(Jésus dit : ) Celui qui vient à moi, je ne le mettrai pas dehors.
Jean 6. 37
Je t'ai aimée d'un amour éternel ; c'est pourquoi je t'attire avec bonté.
Jérémie 31. 3
Imaginons un enfant juché sur un mur, et son père qui lui tend les bras. Sans hésiter, l'enfant saute et se retrouve heureux, au cou du papa. Il était sûr qu'il le recevrait dans ses bras, mais
il aurait été bien incapable de le prouver par un raisonnement logique. Il devait «faire le saut». Non pas sauter dans le vide, mais sauter dans les bras de son père.
De même le «oui» de la foi revient à «faire le saut». Il faut lâcher mes craintes, pour trouver la vérité sans avoir tout démontré. Tant que j'en suis à essayer de vérifier tout ce qu'affirme la
foi chrétienne avant de m'avancer, c'est que je n'ai pas dit oui. Du reste, si je prétendais tout comprendre, je ferais nécessairement une erreur quelque part : le mystère de Dieu est trop riche
et trop profond pour qu'on puisse le vérifier.
Tant que j'affirme croire au Christ tout en ne retenant de lui que ce qui me convient, je n'ai pas vraiment la foi. Je n'accueille pas Jésus tel qu'il est, mais tel que je le construis, ou plutôt
tel que je le déforme pour qu'il «m'arrange». Je ne m'appuie pas sur lui et sur ses promesses, mais toujours sur moi.

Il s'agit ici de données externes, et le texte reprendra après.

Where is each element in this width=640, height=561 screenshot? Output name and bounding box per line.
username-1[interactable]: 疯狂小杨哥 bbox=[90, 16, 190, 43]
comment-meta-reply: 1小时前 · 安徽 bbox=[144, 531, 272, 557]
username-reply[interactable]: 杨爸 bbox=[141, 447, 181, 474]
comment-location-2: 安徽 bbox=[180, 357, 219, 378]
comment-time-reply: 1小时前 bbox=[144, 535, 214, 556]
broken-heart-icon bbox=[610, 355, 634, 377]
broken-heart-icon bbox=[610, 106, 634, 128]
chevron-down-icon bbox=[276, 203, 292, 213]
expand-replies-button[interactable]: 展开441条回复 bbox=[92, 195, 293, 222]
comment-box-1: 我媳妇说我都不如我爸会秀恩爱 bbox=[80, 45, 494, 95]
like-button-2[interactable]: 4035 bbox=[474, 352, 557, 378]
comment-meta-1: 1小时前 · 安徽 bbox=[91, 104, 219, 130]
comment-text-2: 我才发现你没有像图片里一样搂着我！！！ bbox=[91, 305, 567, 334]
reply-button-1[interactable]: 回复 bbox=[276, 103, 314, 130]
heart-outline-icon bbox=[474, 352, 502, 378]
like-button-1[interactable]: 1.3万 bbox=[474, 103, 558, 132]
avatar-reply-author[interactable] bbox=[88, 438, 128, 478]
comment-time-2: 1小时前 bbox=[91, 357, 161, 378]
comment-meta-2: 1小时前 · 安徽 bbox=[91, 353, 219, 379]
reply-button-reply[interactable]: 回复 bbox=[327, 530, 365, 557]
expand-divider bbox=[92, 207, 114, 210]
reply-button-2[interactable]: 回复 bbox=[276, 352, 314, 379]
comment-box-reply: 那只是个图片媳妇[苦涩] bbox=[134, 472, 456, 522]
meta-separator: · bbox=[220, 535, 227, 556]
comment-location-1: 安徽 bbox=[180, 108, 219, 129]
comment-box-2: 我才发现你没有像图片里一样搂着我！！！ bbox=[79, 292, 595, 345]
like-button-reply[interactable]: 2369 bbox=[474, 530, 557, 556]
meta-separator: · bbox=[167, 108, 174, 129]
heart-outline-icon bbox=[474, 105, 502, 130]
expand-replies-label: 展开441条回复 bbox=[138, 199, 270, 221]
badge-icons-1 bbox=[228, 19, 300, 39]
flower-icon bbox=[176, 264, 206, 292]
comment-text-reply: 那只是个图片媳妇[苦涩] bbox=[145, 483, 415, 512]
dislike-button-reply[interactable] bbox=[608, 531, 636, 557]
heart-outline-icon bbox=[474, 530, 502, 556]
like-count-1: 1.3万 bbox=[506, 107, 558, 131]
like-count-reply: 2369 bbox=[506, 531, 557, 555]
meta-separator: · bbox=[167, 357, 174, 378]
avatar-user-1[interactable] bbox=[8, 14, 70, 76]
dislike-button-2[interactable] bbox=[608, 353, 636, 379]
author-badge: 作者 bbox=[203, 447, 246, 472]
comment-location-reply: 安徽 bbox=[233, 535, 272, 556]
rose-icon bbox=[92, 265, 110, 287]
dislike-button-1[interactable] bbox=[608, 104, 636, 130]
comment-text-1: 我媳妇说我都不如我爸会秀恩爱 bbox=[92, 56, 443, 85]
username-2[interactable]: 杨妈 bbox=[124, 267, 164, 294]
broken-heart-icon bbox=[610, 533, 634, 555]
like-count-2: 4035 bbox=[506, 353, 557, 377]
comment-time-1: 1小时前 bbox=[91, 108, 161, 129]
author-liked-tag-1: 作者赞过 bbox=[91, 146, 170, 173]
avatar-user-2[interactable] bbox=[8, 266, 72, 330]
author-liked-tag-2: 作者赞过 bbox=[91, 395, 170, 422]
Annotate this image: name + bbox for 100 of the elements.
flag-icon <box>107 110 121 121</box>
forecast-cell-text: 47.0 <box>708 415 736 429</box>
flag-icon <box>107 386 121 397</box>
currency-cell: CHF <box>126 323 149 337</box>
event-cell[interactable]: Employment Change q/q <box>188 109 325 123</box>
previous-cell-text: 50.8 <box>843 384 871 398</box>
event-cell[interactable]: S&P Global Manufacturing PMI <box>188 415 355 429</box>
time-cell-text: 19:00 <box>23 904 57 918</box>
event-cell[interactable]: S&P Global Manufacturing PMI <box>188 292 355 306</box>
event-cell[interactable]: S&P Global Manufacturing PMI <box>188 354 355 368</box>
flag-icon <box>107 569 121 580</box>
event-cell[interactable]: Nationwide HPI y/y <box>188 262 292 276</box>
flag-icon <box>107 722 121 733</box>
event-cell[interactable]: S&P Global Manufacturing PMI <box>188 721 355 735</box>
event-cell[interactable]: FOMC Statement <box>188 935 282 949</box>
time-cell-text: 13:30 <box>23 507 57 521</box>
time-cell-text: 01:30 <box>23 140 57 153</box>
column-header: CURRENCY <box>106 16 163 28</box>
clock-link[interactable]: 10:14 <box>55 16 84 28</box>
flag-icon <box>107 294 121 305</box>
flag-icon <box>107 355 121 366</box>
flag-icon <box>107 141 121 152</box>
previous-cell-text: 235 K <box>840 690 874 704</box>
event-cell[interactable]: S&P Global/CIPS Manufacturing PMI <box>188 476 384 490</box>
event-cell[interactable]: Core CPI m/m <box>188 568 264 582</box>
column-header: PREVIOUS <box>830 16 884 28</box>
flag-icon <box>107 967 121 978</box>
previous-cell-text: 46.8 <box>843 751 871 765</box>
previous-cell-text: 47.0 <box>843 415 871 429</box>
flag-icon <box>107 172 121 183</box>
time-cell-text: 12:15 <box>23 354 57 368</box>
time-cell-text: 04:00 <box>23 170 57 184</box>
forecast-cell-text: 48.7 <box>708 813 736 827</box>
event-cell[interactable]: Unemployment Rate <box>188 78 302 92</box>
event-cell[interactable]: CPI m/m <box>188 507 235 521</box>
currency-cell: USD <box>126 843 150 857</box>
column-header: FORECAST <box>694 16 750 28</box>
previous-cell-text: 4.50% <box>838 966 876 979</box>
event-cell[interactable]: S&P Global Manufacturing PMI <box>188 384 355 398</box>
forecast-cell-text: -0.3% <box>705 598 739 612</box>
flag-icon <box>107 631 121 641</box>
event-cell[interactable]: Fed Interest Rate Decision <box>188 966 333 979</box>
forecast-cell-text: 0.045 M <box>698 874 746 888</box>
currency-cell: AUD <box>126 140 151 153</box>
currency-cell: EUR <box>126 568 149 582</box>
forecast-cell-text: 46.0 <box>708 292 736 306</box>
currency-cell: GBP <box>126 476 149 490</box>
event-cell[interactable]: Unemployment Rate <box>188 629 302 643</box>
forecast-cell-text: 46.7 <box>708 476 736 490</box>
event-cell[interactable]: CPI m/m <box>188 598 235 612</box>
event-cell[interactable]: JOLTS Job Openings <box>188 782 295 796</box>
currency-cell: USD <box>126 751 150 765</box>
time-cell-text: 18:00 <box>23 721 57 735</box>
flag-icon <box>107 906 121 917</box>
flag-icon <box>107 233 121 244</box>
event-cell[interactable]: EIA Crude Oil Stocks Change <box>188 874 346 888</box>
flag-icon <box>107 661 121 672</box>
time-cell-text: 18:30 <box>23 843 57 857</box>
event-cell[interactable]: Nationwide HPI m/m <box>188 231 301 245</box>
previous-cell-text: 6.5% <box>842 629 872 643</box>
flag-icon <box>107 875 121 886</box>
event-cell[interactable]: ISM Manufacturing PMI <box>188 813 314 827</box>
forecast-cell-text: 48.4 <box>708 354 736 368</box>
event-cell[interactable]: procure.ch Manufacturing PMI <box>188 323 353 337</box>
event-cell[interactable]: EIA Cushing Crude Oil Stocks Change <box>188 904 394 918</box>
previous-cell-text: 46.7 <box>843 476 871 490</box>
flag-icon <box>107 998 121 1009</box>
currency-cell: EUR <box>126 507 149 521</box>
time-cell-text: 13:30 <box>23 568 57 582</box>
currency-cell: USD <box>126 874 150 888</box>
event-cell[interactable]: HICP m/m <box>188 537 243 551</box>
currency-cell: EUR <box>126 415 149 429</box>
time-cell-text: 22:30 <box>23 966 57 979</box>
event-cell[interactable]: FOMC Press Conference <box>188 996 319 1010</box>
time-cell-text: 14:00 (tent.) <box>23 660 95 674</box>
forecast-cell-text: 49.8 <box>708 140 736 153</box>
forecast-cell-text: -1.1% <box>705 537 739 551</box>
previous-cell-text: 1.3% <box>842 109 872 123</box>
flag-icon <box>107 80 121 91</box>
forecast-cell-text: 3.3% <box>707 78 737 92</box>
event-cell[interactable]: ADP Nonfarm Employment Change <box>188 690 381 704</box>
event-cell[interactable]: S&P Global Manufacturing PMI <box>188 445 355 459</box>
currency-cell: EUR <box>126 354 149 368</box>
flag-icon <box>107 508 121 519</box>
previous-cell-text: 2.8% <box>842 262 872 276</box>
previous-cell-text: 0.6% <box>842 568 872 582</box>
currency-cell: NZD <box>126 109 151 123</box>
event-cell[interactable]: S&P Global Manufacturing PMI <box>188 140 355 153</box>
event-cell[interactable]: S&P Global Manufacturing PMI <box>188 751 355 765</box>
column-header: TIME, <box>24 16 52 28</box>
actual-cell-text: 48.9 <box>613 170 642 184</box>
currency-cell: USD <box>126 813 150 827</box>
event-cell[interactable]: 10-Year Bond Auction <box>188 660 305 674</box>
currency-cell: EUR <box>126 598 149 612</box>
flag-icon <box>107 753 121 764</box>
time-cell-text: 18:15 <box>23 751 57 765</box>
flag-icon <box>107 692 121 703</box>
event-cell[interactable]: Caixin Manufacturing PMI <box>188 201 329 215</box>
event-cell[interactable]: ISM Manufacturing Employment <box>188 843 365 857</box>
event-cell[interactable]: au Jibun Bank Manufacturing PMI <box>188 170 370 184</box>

Ce qui convainc le croyant n'est pas un raisonnement logique, mais la certitude que le seul moyen de salut est celui que Dieu offre en Jésus. Je reconnais que c'est Dieu qui me parle, sonde tout
mon être moral. Mon jugement personnel devient bien pâle face à la parole de vérité et à l'amour du Seigneur. Comme cet enfant, je réponds sans tarder à l'appel du Seigneur et je me confie dans
ses promesses.
Naaman se mit en colère et il s'en alla en disant : « je pensais que cet homme viendrait en personne vers moi, qu'il se tiendrait là pour invoquer l'Éternel, son Dieu, puis qu'il
passerait sa main sur la partie malade et me guérirait de ma lèpre. » […] Alors Naaman descendit dans le Jourdain et s'y trempa sept fois, comme l'homme de Dieu le lui avait ordonné, et sa chair
redevint nette comme celle d'un jeune enfant : il était complètement purifié.
2 Rois 5.11-14
Bien que Naaman fût un "homme fort et vaillant", il demeura sans force devant l’attaque de la lèpre. Suivant la recommandation de la servante de sa femme, il se tourna vers Élisée, mais se mit en
colère lorsque le prophète lui dit : "Va, et lave-toi sept fois dans le Jourdain; ta chair deviendra saine, et tu seras pur" (
2 Rois 5. 10).
Naaman s’imaginait sans doute qu’Élisée allait devoir faire quelque chose de spectaculaire ou de remarquable. Il ne comprenait pas pourquoi il devait aller se baigner dans le Jourdain. Ses
serviteurs surent le convaincre : "Si le prophète t'eût demandé quelque chose de difficile, ne l'aurais-tu pas fait ? Combien plus dois-tu faire ce qu'il t'a dit : « Lave-toi, et tu seras pur »!"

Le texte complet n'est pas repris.